Открыв квартиру, я дьявольски улыбнулась своему отражению в зеркале прихожей. От такого количества выкуренных сигарет меня мутило и весь мой организм стегали плетками. Постоянно просыпаясь, я была счастлива, наслаждаясь пограничным состоянием происходящего, когда мне до смерти хотелось ему написать ту самую спасительную фразу и, должно быть, я даже писала ее; не отправляла. 
Потом, в июне, возникли какие-то женщины - первые фанатки моего блога, которые писали мне длинные письма. Было в новинку, несмотря на мою хандру и прослушивание кругообразно песни «Красота» Земфиры. 
Я записывала звуки ливня, прячась под крышами, никуда не шла, иногда случайно оказывалась в Ракете, в той самой, где крутили не переставая попсового Хичкока и Годара. Почему бы не зайти на соседнюю улицу и не посмотреть «Птиц» Хичкока? 
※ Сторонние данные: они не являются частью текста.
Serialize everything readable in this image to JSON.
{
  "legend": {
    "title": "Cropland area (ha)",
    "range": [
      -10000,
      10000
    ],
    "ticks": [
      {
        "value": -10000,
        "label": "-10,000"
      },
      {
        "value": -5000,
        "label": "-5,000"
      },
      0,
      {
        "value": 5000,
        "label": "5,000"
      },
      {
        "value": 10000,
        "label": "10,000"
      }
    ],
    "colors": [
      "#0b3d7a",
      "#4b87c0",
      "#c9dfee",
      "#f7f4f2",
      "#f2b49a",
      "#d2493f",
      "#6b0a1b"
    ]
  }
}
Район под куполом, весь в приливах лучей заходящего солнца и дождя. На мне сапоги челси и джинсы в стиле девяностых, алая помада. Казалось, что кто-то следит, казалось, что как только двери кинотеатра откроются, то я обнаружу в нем Илью, казалось, что наша связь выросла до гигантских несоизмеримых размеров, вцепилась в мою глотку, не дает вздохнуть. Я выбежала в ужасе за пять минут до конца, желая только того, чтобы он ждал меня у входа, мерно курил, осознавая как глупо прийти без предупреждения, осознавая как глупо чувствовать, что я здесь, в кинотеатре, что я здесь и жду его. Никто не приходил. В сумерках, через пару часов, мне казалось, что вороны в Антоновском парке хотят заклевать меня до смерти. Одна из них едва коснулась своим крылом моих волос. 
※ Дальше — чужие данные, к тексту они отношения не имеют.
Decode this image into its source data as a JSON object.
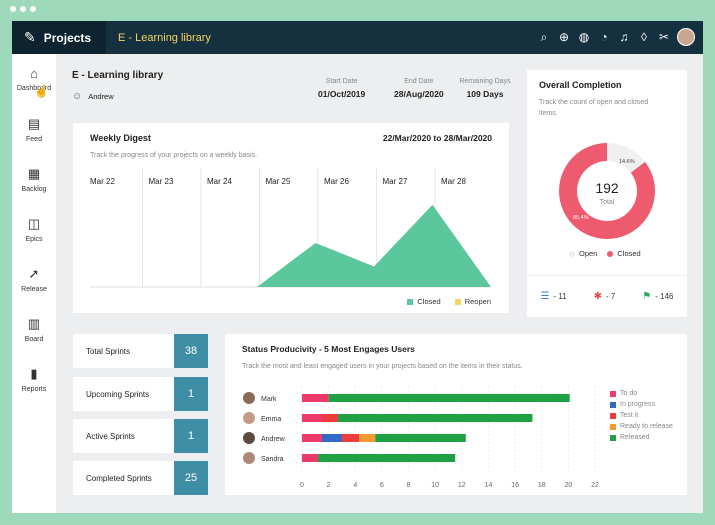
{
  "app": {
    "name": "Projects",
    "project": "E - Learning library"
  },
  "top_icons": [
    "search-icon",
    "plus-circle-icon",
    "globe-icon",
    "alarm-icon",
    "bell-icon",
    "drop-icon",
    "tools-icon"
  ],
  "sidebar": {
    "items": [
      {
        "label": "Dashboard",
        "icon": "⌂"
      },
      {
        "label": "Feed",
        "icon": "▤"
      },
      {
        "label": "Backlog",
        "icon": "▦"
      },
      {
        "label": "Epics",
        "icon": "◫"
      },
      {
        "label": "Release",
        "icon": "➚"
      },
      {
        "label": "Board",
        "icon": "▥"
      },
      {
        "label": "Reports",
        "icon": "▮"
      }
    ]
  },
  "header": {
    "title": "E - Learning library",
    "owner": "Andrew",
    "start_label": "Start Date",
    "start_value": "01/Oct/2019",
    "end_label": "End Date",
    "end_value": "28/Aug/2020",
    "remaining_label": "Remaining Days",
    "remaining_value": "109 Days"
  },
  "weekly": {
    "title": "Weekly Digest",
    "range": "22/Mar/2020 to 28/Mar/2020",
    "subtitle": "Track the progress of your projects on a weekly basis.",
    "legend_closed": "Closed",
    "legend_reopen": "Reopen"
  },
  "completion": {
    "title": "Overall Completion",
    "subtitle": "Track the count of open and closed items.",
    "total": "192",
    "total_label": "Total",
    "open_label": "Open",
    "closed_label": "Closed",
    "closed_pct_label": "85.4%",
    "open_pct_label": "14.6%",
    "stat1": "- 11",
    "stat2": "- 7",
    "stat3": "- 146"
  },
  "sprints": [
    {
      "label": "Total Sprints",
      "value": "38"
    },
    {
      "label": "Upcoming Sprints",
      "value": "1"
    },
    {
      "label": "Active Sprints",
      "value": "1"
    },
    {
      "label": "Completed Sprints",
      "value": "25"
    }
  ],
  "status": {
    "title": "Status Producivity - 5 Most Engages Users",
    "subtitle": "Track the most and least engaged users in your projects based on the items in their status.",
    "legend": [
      {
        "label": "To do",
        "color": "#ee3a6a"
      },
      {
        "label": "In progress",
        "color": "#3368c6"
      },
      {
        "label": "Test it",
        "color": "#ef3b3b"
      },
      {
        "label": "Ready to release",
        "color": "#f59a32"
      },
      {
        "label": "Released",
        "color": "#1fa045"
      }
    ]
  },
  "colors": {
    "accent": "#3e8ea6",
    "topbar": "#15303f",
    "closed": "#5cc79c",
    "reopen": "#f4d45a",
    "donut_closed": "#ee5a6e",
    "donut_open": "#f0f0f0"
  },
  "chart_data": [
    {
      "type": "area",
      "categories": [
        "Mar 22",
        "Mar 23",
        "Mar 24",
        "Mar 25",
        "Mar 26",
        "Mar 27",
        "Mar 28"
      ],
      "series": [
        {
          "name": "Closed",
          "values": [
            0,
            0,
            0,
            1.5,
            0.7,
            2.8,
            0
          ]
        },
        {
          "name": "Reopen",
          "values": [
            0,
            0,
            0,
            0,
            0,
            0,
            0
          ]
        }
      ],
      "title": "Weekly Digest"
    },
    {
      "type": "pie",
      "categories": [
        "Open",
        "Closed"
      ],
      "values": [
        14.6,
        85.4
      ],
      "title": "Overall Completion"
    },
    {
      "type": "bar",
      "orientation": "horizontal",
      "stacked": true,
      "categories": [
        "Mark",
        "Emma",
        "Andrew",
        "Sandra"
      ],
      "series": [
        {
          "name": "To do",
          "values": [
            2,
            1.5,
            1.5,
            1.2
          ]
        },
        {
          "name": "In progress",
          "values": [
            0,
            0,
            1.5,
            0
          ]
        },
        {
          "name": "Test it",
          "values": [
            0,
            1.2,
            1.3,
            0
          ]
        },
        {
          "name": "Ready to release",
          "values": [
            0,
            0,
            1.2,
            0
          ]
        },
        {
          "name": "Released",
          "values": [
            18.1,
            14.6,
            6.8,
            10.3
          ]
        }
      ],
      "xticks": [
        0,
        2,
        4,
        6,
        8,
        10,
        12,
        14,
        16,
        18,
        20,
        22
      ],
      "xlim": [
        0,
        22
      ],
      "title": "Status Producivity - 5 Most Engages Users"
    }
  ]
}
До восхода засиживаясь на кухне, я поджидала проходящую мимо макушку темно-русых волос, довольствуясь тем фактом, что этого не случится, довольствуясь тем фактом, что я остаюсь свободной. Ходила через дорогу, записывая как заливаются птицы в пять утра в Антоновском парке, с наивным страхом вглядываясь вниз, на островки скошенной травы, где ожидала увидеть Илью. Кажется, в этом было счастье. Счастье в ожидании, которое предвосхищает реальность, и я всласть вкусила подобное чувство в те дни. Чересчур измотанная, я вернулась домой, в город Б., выбросила все из головы, будто бы чересчур пестрый на ощущения сон.